Behind the mechanisms of violence is the assertion of retaining power and controlling the victim. Such violence cannot be restricted to individual victimhood or individual aberration. The reality is that this violence is sanctioned and often collectively ignored. It is worse if the State and power structures use it, or ignore or justify it. Moreover individual violence reinforces the existing power differences in the social structure.

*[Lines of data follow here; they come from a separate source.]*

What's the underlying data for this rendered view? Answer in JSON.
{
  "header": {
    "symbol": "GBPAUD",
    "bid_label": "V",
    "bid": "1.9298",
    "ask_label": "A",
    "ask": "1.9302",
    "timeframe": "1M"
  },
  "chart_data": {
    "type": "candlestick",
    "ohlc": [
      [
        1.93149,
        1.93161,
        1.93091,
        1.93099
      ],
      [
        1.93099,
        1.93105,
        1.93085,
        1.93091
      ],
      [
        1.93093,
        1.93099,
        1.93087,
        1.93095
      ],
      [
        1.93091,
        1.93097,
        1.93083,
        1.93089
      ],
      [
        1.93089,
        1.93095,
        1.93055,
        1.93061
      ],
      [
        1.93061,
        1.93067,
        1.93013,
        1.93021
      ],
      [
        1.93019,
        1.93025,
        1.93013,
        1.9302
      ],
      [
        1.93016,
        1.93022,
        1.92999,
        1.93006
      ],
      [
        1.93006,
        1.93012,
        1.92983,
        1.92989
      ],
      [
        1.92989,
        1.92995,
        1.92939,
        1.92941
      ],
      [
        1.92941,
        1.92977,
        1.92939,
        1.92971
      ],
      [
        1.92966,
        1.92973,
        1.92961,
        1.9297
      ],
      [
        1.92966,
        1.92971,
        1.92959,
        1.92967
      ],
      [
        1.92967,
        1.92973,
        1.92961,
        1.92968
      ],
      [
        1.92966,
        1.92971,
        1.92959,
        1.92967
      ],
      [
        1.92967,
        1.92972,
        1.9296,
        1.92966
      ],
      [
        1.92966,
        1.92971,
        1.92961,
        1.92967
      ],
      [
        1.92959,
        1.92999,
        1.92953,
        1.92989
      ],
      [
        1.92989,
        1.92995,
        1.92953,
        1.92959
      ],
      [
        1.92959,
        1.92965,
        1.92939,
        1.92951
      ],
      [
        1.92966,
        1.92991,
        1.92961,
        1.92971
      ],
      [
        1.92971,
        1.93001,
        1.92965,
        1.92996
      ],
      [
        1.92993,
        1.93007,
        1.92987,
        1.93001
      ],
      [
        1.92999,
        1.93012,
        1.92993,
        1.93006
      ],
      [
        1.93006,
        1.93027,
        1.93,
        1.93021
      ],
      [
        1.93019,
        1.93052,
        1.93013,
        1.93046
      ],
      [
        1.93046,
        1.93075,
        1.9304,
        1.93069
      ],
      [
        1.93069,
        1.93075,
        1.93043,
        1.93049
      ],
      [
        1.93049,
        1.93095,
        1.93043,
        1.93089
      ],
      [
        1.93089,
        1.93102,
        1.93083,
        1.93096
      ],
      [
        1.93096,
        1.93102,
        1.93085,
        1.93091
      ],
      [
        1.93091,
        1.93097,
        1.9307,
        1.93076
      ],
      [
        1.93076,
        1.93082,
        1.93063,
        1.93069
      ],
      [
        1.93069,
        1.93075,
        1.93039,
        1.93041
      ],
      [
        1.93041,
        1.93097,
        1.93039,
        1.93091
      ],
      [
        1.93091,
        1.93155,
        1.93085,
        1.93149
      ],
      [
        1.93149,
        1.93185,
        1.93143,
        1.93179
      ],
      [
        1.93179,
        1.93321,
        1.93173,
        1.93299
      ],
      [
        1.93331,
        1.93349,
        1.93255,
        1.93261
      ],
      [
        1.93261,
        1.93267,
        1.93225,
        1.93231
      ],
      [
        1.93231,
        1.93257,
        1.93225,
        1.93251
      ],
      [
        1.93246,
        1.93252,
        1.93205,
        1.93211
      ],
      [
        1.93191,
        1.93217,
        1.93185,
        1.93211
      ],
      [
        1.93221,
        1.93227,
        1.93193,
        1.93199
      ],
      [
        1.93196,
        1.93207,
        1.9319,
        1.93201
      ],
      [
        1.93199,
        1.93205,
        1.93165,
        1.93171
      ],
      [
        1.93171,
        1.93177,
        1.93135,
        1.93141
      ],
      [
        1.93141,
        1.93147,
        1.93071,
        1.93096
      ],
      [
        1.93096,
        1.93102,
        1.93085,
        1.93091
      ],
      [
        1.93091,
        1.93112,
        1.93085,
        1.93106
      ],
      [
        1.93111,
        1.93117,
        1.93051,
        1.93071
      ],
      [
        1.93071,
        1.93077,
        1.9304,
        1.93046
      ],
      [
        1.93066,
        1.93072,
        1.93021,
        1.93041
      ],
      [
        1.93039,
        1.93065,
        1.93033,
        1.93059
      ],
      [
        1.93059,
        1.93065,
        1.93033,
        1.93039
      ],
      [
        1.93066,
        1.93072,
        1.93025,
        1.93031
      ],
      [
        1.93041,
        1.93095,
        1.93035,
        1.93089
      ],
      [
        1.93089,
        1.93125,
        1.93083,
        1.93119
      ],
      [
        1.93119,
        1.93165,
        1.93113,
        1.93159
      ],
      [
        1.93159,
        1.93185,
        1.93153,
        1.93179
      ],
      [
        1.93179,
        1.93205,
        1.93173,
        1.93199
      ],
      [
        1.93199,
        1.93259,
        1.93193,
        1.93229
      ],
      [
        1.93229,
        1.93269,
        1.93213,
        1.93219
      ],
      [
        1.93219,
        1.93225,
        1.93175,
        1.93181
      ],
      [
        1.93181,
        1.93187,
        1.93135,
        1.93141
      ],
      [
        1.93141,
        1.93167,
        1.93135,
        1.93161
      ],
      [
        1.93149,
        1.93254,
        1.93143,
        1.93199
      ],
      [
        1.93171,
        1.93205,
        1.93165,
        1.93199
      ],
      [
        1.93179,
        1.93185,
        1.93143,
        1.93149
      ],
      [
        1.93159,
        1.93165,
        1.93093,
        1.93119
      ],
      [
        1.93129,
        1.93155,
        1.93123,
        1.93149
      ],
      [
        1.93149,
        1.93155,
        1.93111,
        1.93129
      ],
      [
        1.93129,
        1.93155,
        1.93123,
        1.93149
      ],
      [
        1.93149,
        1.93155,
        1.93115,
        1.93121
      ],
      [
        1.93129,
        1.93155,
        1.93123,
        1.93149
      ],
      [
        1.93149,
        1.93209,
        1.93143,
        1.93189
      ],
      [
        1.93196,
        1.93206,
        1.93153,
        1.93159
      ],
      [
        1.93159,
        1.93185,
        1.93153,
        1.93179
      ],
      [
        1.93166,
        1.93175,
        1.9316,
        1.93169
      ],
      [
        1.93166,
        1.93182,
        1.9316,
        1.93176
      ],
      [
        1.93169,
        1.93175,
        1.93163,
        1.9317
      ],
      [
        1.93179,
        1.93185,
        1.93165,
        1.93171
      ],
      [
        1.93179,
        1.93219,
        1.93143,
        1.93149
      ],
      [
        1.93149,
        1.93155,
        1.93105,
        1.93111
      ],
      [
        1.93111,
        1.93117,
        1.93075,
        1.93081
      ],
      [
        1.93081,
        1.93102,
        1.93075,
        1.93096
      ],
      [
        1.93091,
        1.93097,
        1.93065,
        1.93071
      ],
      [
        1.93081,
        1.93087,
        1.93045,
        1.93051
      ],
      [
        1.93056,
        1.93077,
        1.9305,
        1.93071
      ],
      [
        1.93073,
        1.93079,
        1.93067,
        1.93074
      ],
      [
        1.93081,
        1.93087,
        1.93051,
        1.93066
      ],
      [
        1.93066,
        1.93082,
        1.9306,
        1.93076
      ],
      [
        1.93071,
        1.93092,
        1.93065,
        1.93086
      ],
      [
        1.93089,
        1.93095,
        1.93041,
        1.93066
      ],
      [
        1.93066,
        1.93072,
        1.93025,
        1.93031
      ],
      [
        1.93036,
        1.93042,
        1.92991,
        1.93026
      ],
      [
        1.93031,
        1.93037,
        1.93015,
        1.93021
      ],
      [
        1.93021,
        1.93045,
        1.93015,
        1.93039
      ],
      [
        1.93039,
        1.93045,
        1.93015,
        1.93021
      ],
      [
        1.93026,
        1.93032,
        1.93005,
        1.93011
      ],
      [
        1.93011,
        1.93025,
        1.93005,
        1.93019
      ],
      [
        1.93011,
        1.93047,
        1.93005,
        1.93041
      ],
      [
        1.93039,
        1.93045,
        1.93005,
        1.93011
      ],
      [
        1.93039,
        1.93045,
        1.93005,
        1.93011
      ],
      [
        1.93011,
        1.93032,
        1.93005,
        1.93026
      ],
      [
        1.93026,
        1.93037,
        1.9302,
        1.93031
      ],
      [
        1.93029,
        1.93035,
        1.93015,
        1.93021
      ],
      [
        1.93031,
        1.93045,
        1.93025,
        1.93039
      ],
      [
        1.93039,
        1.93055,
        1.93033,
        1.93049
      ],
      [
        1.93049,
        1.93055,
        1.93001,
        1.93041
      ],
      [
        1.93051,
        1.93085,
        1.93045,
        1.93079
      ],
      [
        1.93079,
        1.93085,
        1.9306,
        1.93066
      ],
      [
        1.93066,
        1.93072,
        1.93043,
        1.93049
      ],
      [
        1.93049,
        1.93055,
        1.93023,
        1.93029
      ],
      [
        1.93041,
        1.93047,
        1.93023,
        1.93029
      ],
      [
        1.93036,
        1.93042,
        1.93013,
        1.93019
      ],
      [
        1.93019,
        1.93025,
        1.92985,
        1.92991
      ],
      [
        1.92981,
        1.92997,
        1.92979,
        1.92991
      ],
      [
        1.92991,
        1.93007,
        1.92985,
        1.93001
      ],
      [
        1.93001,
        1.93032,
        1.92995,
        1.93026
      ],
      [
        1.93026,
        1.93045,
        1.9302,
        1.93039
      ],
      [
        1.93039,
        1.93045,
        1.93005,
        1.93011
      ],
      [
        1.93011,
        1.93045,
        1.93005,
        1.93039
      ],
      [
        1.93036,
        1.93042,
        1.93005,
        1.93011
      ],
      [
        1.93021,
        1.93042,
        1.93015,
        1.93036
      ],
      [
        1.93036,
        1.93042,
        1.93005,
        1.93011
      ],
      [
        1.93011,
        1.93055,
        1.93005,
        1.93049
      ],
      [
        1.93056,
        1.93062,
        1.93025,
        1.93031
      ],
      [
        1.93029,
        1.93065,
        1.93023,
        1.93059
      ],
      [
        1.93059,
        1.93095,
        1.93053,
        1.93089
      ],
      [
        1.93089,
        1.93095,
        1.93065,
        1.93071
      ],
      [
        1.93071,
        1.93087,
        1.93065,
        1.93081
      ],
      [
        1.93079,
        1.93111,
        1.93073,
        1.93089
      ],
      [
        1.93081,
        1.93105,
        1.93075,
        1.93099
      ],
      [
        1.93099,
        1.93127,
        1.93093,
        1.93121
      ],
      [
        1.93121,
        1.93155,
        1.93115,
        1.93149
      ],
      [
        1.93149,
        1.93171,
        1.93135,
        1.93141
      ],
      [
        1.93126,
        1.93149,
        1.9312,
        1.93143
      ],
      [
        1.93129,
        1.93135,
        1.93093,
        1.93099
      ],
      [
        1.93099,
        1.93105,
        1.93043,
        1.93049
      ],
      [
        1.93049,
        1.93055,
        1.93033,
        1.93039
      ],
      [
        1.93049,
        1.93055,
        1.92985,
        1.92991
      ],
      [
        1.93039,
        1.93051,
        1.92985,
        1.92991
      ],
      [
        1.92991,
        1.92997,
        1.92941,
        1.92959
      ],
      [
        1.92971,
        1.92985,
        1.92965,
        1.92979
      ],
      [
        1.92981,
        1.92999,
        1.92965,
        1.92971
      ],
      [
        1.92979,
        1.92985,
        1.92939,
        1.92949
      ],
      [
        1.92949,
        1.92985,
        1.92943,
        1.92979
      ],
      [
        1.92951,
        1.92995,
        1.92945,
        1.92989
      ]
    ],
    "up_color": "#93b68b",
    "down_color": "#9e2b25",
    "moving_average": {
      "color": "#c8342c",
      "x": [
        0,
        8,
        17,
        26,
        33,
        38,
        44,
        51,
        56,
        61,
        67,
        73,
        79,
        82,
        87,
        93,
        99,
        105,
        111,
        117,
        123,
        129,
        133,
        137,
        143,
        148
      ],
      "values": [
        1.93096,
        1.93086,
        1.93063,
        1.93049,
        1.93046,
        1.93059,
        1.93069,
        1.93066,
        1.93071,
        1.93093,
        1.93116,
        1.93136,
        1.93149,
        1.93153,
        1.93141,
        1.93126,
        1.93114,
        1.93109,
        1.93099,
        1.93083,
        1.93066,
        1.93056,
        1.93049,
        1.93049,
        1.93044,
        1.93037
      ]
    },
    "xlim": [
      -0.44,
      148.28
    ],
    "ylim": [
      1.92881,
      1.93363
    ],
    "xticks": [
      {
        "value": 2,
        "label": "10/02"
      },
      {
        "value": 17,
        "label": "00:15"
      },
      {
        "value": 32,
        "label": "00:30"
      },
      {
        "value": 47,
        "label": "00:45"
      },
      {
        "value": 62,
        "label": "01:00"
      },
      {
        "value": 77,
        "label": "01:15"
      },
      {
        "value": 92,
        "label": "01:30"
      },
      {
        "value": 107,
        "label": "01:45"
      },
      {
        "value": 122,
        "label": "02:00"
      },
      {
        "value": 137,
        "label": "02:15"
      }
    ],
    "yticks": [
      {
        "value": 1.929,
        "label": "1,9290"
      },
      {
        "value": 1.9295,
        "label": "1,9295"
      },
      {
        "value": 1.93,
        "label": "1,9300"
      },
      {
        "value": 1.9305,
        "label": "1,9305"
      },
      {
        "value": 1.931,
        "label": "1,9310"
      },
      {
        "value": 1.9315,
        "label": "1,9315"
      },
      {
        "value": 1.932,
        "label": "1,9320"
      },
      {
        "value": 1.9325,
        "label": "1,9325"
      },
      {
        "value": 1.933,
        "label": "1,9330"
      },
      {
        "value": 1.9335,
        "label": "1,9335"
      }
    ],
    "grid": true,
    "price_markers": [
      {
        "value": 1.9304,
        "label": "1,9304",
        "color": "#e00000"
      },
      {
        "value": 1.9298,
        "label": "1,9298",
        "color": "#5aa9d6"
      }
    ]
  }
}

Fundamentalists do not hate all women. In fact, they love and ‘honour’ those women who conform to the specially constructed womanhood that sticks to biological roles and accept such roles in society. Fundamentalists assign for themselves the role of protectors of such women and culture. This protection includes disempowering women and becoming their agents. Women who question such roles are targets to be dishonoured. Extremists, like the Isis, also believe that women are the prize they should get for their jihad.
The Isis with its gendered violence is the extremist version of the fundamentalists. But there are other types of fundamentalisms that reinforce each other. The sophisticated gradations of fundamentalists, as sociologist Johan Galtung put it, do not use violence but use social structure. This social structure and its practices include hatred, exclusion, discrimination, humiliation and so on. This exclusion and hierarchy is used to distinguish between genders, race, social groups, and so on. It blames women as deserving to be punished and violated if they do not conform and sees sexual violence as natural or as deterrence for errant women or aberration and so they turn a blind eye to it.
Fundamentalists source their legitimacy from specific texts, especially ancient religious ones, and forcefully restrict multiple interpretations of these texts, outside the one that they wish to propagate. Fundamentalists impact our lives in different ways. It is critical to sharpen the discussion on the gender-violence-power relations, understand fundamentalisms and its gradations as an ideology and work collectively on policies and actions that can counter such violent power relations.
Women’s groups, feminists, progressive social groups, many states and international organisations are waging a battle to counter sexual violence, which remains endemic in conflicts, civil wars, natural disasters, displacement and failed states.
Such violence also occurs sporadically when there is a lack of will in State institutions to investigate such acts of violence and enforce laws and justice mechanisms. In this context, the UN Security Council passed a series of resolutions (1325 and so on). Most countries signed and endorsed these. Yet many have failed to implement them.
India has accepted these UNSC resolutions but is yet to make a national plan of action to ensure its implementation. The Supreme Court has passed many laws, like those on sexual harassment and most recently forbidding the approach that rapists should be asked to marry their victim. These are positive steps but much more needs to be done as gendered violence goes on. Any law that gives impunity to violent acts committed by the State or non-State actors must be removed. All cases of violence against women must be dealt with quickly to give justice to the victim and punishment to the perpetrator.
Women should be part of all decision-making processes and participants in governance. Relief and rehabilitation should be given in a dignified manner. Simultaneously, the ideas of fundamentalisms that cannot tolerate dissent and want to destroy autonomy and difference must be understood and challenged in all institutions and public discourse.